M. Wasili Moïnoff, qu’on recevait ainsi que sa femme non seulement dans la colonie étrangère mais dans plusieurs salons du faubourg Saint-Honoré, était un ancien marchand de chapeaux de Moscou.

Il avait épousé la fille cadette d’un sénateur qui remuait les millions à la pelle et dirigeait plusieurs mines et des établissements industriels disséminés aux quatre coins de la Russie.
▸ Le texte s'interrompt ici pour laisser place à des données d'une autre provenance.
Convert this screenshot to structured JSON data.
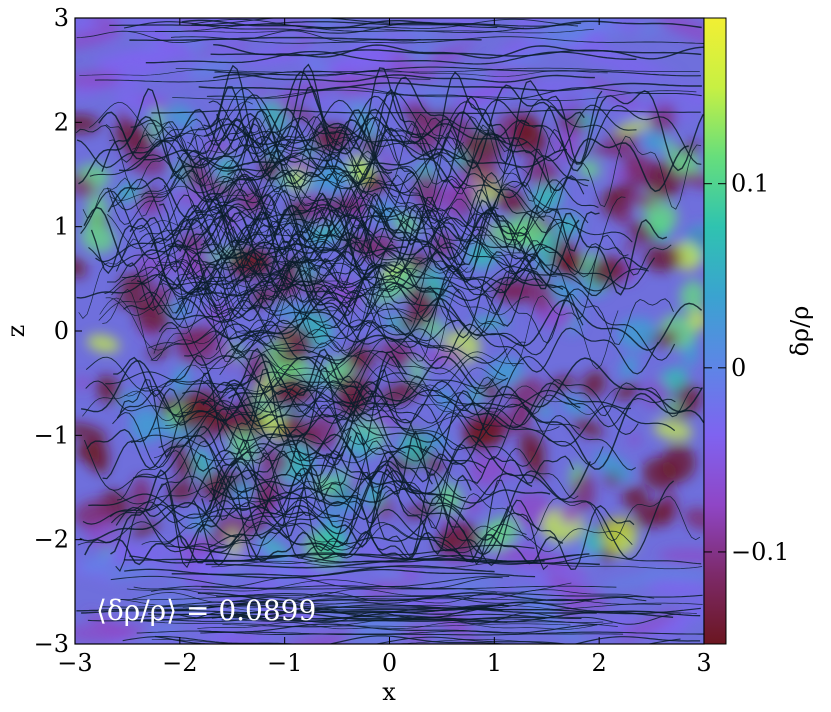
{
  "chart_data": {
    "type": "heatmap",
    "title": "",
    "xlabel": "x",
    "ylabel": "z",
    "xlim": [
      -3,
      3
    ],
    "ylim": [
      -3,
      3
    ],
    "x_ticks": [
      -3,
      -2,
      -1,
      0,
      1,
      2,
      3
    ],
    "y_ticks": [
      -3,
      -2,
      -1,
      0,
      1,
      2,
      3
    ],
    "x_tick_labels": [
      "−3",
      "−2",
      "−1",
      "0",
      "1",
      "2",
      "3"
    ],
    "y_tick_labels": [
      "−3",
      "−2",
      "−1",
      "0",
      "1",
      "2",
      "3"
    ],
    "colorbar": {
      "label": "δρ/ρ",
      "min": -0.15,
      "max": 0.19,
      "ticks": [
        0.1,
        0,
        -0.1
      ],
      "tick_labels": [
        "0.1",
        "0",
        "−0.1"
      ],
      "colormap": [
        "#6b1620",
        "#7d2a6a",
        "#8f46c6",
        "#7f63f0",
        "#5d86e6",
        "#3aa3d0",
        "#2fc3b0",
        "#66de7c",
        "#c7f043",
        "#f2ef33"
      ]
    },
    "annotation": "⟨δρ/ρ⟩ = 0.0899",
    "description_values": {
      "mean_abs_density_perturbation": 0.0899
    },
    "overlay": "streamlines",
    "grid": false
  }
}
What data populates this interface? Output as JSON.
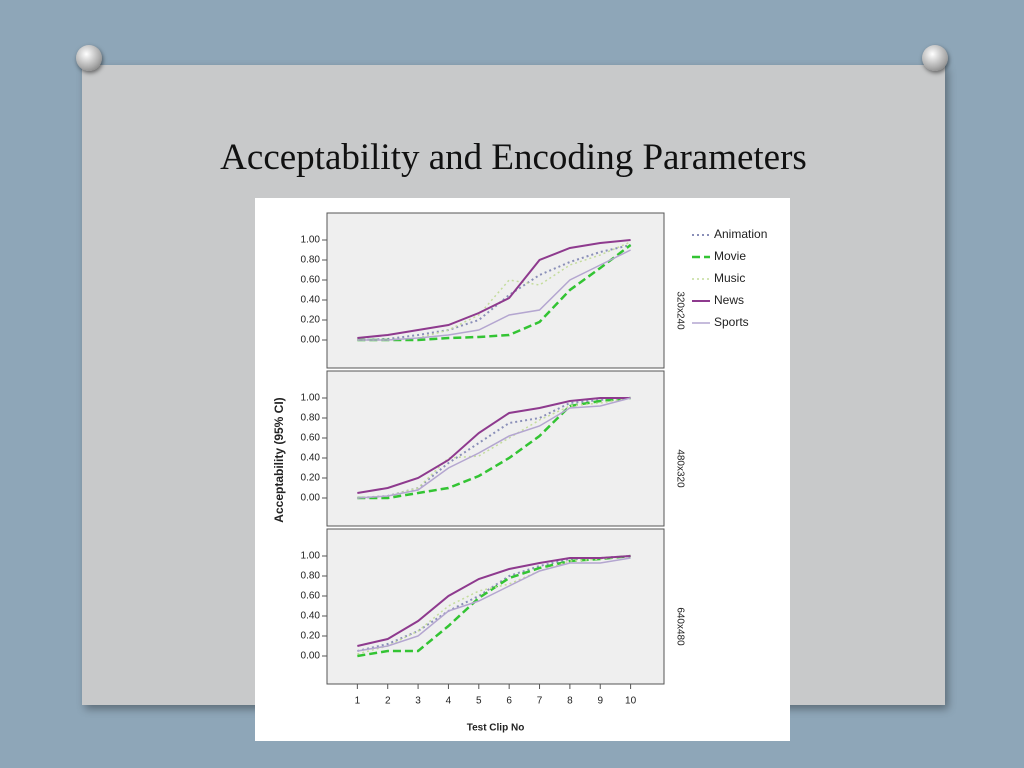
{
  "slide": {
    "title": "Acceptability and Encoding Parameters"
  },
  "chart_data": {
    "type": "line",
    "xlabel": "Test Clip No",
    "ylabel": "Acceptability (95% CI)",
    "panels": [
      "320x240",
      "480x320",
      "640x480"
    ],
    "x": [
      1,
      2,
      3,
      4,
      5,
      6,
      7,
      8,
      9,
      10
    ],
    "xlim": [
      0,
      11.1
    ],
    "xticks": [
      1,
      2,
      3,
      4,
      5,
      6,
      7,
      8,
      9,
      10
    ],
    "ylim": [
      -0.28,
      1.27
    ],
    "yticks": [
      {
        "value": 0,
        "label": "0.00"
      },
      {
        "value": 0.2,
        "label": "0.20"
      },
      {
        "value": 0.4,
        "label": "0.40"
      },
      {
        "value": 0.6,
        "label": "0.60"
      },
      {
        "value": 0.8,
        "label": "0.80"
      },
      {
        "value": 1,
        "label": "1.00"
      }
    ],
    "series": [
      {
        "name": "Animation",
        "color": "#8a8fb8",
        "values": [
          [
            0,
            0.01,
            0.05,
            0.1,
            0.2,
            0.45,
            0.65,
            0.78,
            0.88,
            0.95
          ],
          [
            0,
            0.02,
            0.1,
            0.35,
            0.55,
            0.75,
            0.8,
            0.95,
            0.98,
            1.0
          ],
          [
            0.05,
            0.12,
            0.25,
            0.45,
            0.6,
            0.8,
            0.9,
            0.97,
            0.98,
            1.0
          ]
        ]
      },
      {
        "name": "Movie",
        "color": "#33c433",
        "values": [
          [
            0,
            0,
            0,
            0.02,
            0.03,
            0.05,
            0.18,
            0.5,
            0.72,
            0.95
          ],
          [
            0,
            0,
            0.05,
            0.1,
            0.22,
            0.4,
            0.62,
            0.92,
            0.97,
            1.0
          ],
          [
            0,
            0.05,
            0.05,
            0.3,
            0.58,
            0.78,
            0.88,
            0.95,
            0.97,
            1.0
          ]
        ]
      },
      {
        "name": "Music",
        "color": "#c4dc9c",
        "values": [
          [
            0,
            0,
            0.02,
            0.1,
            0.25,
            0.6,
            0.55,
            0.75,
            0.85,
            0.98
          ],
          [
            0,
            0.02,
            0.1,
            0.4,
            0.42,
            0.6,
            0.78,
            0.92,
            0.95,
            1.0
          ],
          [
            0.02,
            0.1,
            0.25,
            0.5,
            0.65,
            0.72,
            0.85,
            0.95,
            0.97,
            1.0
          ]
        ]
      },
      {
        "name": "News",
        "color": "#8e3a8e",
        "values": [
          [
            0.02,
            0.05,
            0.1,
            0.15,
            0.27,
            0.42,
            0.8,
            0.92,
            0.97,
            1.0
          ],
          [
            0.05,
            0.1,
            0.2,
            0.38,
            0.65,
            0.85,
            0.9,
            0.97,
            1.0,
            1.0
          ],
          [
            0.1,
            0.17,
            0.35,
            0.6,
            0.77,
            0.87,
            0.93,
            0.98,
            0.98,
            1.0
          ]
        ]
      },
      {
        "name": "Sports",
        "color": "#b4a6d0",
        "values": [
          [
            0,
            0,
            0.02,
            0.05,
            0.1,
            0.25,
            0.3,
            0.6,
            0.75,
            0.9
          ],
          [
            0,
            0.02,
            0.08,
            0.3,
            0.45,
            0.62,
            0.72,
            0.9,
            0.92,
            1.0
          ],
          [
            0.05,
            0.1,
            0.2,
            0.45,
            0.55,
            0.7,
            0.85,
            0.93,
            0.93,
            0.98
          ]
        ]
      }
    ]
  }
}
Mais bientôt, compromis dans des spéculations véreuses, n’attendant pas la dégringolade complète de son beau-père, que les journaux accusaient ouvertement de malversations coupables et dont la fortune allait s’effondrer en une formidable banqueroute, Wasili Moïnoff réalisa la dot de sa femme, plaça tout ce qui lui appartenait en rentes françaises, et partit par le premier train qui chauffait pour Paris.

La grande ville l’accueillit, comme elle accueille invariablement les rastaquouères, avec une bienveillance particulière et sans leur demander ni passeports ni papiers de famille.
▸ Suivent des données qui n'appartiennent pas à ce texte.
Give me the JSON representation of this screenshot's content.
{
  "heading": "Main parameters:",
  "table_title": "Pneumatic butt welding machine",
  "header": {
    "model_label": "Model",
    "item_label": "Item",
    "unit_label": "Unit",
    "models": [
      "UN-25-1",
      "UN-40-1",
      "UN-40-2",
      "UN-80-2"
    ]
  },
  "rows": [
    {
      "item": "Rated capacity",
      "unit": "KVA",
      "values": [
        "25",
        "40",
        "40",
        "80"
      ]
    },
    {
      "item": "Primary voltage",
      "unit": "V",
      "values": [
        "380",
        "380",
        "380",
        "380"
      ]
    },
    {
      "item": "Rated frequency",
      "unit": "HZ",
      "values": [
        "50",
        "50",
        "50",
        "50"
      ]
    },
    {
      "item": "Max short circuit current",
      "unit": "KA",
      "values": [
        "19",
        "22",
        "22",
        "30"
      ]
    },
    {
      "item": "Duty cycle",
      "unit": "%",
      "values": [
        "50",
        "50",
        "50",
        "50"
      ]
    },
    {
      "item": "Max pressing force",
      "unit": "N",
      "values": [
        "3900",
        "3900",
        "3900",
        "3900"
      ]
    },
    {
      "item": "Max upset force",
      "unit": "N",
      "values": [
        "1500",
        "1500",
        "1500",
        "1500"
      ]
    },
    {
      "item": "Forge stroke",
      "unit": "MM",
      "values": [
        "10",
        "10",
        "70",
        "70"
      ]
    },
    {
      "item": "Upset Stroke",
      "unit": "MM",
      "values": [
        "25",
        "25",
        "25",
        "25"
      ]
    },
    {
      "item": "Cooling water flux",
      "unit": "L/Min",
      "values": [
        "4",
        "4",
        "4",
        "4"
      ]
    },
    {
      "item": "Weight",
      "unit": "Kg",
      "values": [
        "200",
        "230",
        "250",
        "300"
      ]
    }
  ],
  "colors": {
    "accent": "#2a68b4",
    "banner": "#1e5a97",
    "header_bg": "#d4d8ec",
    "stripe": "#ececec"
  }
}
Les nouveaux venus étaient riches. Ils ne reculaient devant aucune dépense. On les accepta bientôt et ils prirent rang parmi cette société interlope et bruyante qui mène la mode, qu’on prône louangeusement dans les échos mondains et qui se faufile, s’insinue partout, prodiguant ses invitations et tenant comme des tables d’hôte ouvertes à qui veut se présenter.
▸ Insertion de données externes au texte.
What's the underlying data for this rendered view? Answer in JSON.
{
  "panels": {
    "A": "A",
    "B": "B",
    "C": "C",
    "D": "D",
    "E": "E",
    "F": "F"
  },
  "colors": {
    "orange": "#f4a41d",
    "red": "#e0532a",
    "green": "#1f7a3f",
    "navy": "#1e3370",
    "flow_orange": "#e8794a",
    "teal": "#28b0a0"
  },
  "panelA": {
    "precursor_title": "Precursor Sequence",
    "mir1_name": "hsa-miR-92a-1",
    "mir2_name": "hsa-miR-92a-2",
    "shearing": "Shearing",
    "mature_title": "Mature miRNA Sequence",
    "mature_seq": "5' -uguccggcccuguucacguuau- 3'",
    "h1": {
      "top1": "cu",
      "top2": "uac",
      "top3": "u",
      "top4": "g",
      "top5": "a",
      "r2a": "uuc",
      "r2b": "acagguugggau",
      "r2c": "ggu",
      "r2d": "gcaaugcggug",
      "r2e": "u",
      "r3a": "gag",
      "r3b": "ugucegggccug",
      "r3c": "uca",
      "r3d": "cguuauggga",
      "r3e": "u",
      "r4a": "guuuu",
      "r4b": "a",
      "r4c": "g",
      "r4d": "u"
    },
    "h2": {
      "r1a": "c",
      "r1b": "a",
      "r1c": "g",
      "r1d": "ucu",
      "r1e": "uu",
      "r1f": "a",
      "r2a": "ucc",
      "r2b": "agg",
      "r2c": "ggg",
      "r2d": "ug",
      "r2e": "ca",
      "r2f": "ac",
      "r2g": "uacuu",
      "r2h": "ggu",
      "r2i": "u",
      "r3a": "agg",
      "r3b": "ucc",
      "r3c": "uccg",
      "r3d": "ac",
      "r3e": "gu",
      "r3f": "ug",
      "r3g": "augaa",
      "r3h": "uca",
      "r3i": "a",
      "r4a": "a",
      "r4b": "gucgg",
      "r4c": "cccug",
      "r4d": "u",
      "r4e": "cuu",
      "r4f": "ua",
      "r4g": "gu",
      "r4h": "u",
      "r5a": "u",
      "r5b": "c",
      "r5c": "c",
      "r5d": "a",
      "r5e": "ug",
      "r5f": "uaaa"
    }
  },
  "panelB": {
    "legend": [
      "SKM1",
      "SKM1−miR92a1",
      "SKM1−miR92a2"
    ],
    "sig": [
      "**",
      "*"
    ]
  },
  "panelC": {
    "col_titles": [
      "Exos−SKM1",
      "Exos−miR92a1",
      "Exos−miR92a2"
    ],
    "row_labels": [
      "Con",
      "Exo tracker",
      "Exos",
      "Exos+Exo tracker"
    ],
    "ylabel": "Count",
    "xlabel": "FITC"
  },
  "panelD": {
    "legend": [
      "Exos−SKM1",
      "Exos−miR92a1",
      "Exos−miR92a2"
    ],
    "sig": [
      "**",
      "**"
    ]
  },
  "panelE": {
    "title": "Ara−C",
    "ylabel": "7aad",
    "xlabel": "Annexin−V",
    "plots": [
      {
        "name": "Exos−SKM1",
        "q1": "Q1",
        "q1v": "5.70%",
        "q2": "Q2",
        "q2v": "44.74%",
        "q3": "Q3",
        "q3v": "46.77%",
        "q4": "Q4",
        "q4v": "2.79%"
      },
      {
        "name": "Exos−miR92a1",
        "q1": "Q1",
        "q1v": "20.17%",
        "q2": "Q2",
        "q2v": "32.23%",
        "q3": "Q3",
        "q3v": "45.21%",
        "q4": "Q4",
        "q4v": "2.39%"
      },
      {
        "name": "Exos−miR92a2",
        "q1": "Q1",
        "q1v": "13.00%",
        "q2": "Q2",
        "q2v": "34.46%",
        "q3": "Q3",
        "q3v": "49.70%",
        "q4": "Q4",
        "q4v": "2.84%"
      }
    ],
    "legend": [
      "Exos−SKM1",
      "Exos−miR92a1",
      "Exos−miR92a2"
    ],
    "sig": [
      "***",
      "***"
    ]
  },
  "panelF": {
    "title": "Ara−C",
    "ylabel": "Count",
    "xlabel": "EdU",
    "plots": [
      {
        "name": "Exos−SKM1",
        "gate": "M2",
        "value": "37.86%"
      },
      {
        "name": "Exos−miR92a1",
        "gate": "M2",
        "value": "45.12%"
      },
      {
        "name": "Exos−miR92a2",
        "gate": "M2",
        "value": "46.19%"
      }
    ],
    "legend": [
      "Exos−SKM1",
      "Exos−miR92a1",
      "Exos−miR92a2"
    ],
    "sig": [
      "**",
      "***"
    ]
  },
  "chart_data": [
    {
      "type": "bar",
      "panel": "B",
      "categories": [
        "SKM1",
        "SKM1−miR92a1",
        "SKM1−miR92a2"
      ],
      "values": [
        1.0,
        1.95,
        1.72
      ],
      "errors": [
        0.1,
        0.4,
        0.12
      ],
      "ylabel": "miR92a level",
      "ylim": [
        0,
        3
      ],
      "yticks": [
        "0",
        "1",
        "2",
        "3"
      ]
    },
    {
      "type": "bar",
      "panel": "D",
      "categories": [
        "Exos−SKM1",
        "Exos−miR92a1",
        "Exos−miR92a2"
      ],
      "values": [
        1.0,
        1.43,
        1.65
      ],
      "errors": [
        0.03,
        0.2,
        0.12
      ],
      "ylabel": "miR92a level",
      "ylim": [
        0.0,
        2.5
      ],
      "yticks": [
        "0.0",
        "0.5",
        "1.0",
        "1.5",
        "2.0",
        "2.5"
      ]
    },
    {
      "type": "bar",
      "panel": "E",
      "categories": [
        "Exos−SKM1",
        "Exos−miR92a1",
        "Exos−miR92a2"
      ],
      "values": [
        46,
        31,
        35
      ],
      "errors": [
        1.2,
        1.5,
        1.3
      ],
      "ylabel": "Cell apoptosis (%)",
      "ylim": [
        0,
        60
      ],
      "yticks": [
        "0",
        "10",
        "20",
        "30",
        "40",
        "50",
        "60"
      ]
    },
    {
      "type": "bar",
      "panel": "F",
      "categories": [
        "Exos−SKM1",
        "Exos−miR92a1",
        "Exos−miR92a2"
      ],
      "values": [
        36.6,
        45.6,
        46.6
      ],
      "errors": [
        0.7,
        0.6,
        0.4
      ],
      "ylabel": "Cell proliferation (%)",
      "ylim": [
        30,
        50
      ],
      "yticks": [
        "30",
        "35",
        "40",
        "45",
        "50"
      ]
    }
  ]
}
Drôle de bohème envahissante et attirante dont les femmes, avec leur beauté subtile, leurs extravagantes toilettes, leurs cheveux éblouissants, vous retiennent et vous forcent à revenir une fois, deux fois, toujours, vous mettent un bandeau sur les yeux, vous empêchent de voir combien leurs maris sont ridicules et communs, et ont inventé la plus sensuelle des valses et la plus jolie des coiffures, — celle qui découvre la nuque et voile le front jusqu’aux cils comme d’une résille d’or !

Les Moïnoff s’installèrent luxueusement dans un hôtel de l’avenue des Champs-Élysées, dont le premier étage était occupé par la famille de Luxille, des gens très riches qui cousinaient avec tout le faubourg.

La marquise de Luxille traita d’abord de haut ses voisins, et ne les admit que peu à peu dans son intimité. Puis on ne se quitta plus, on fréquenta les uns chez les autres comme des parents qui ont loué la même maison.

L’amitié étroite de Jeanne et d’Eva resserrait ces liens d’aventure, habituait les deux familles à vivre d’une existence presque jumelle.

Et le marquis guidait complaisamment M. Wasili Moïnoff dans les bons endroits, le mettait de moitié dans ses escapades de vieux libertin, tandis que leurs femmes prenaient le thé en causant chiffons au coin du feu ou s’évaltonnaient au bal.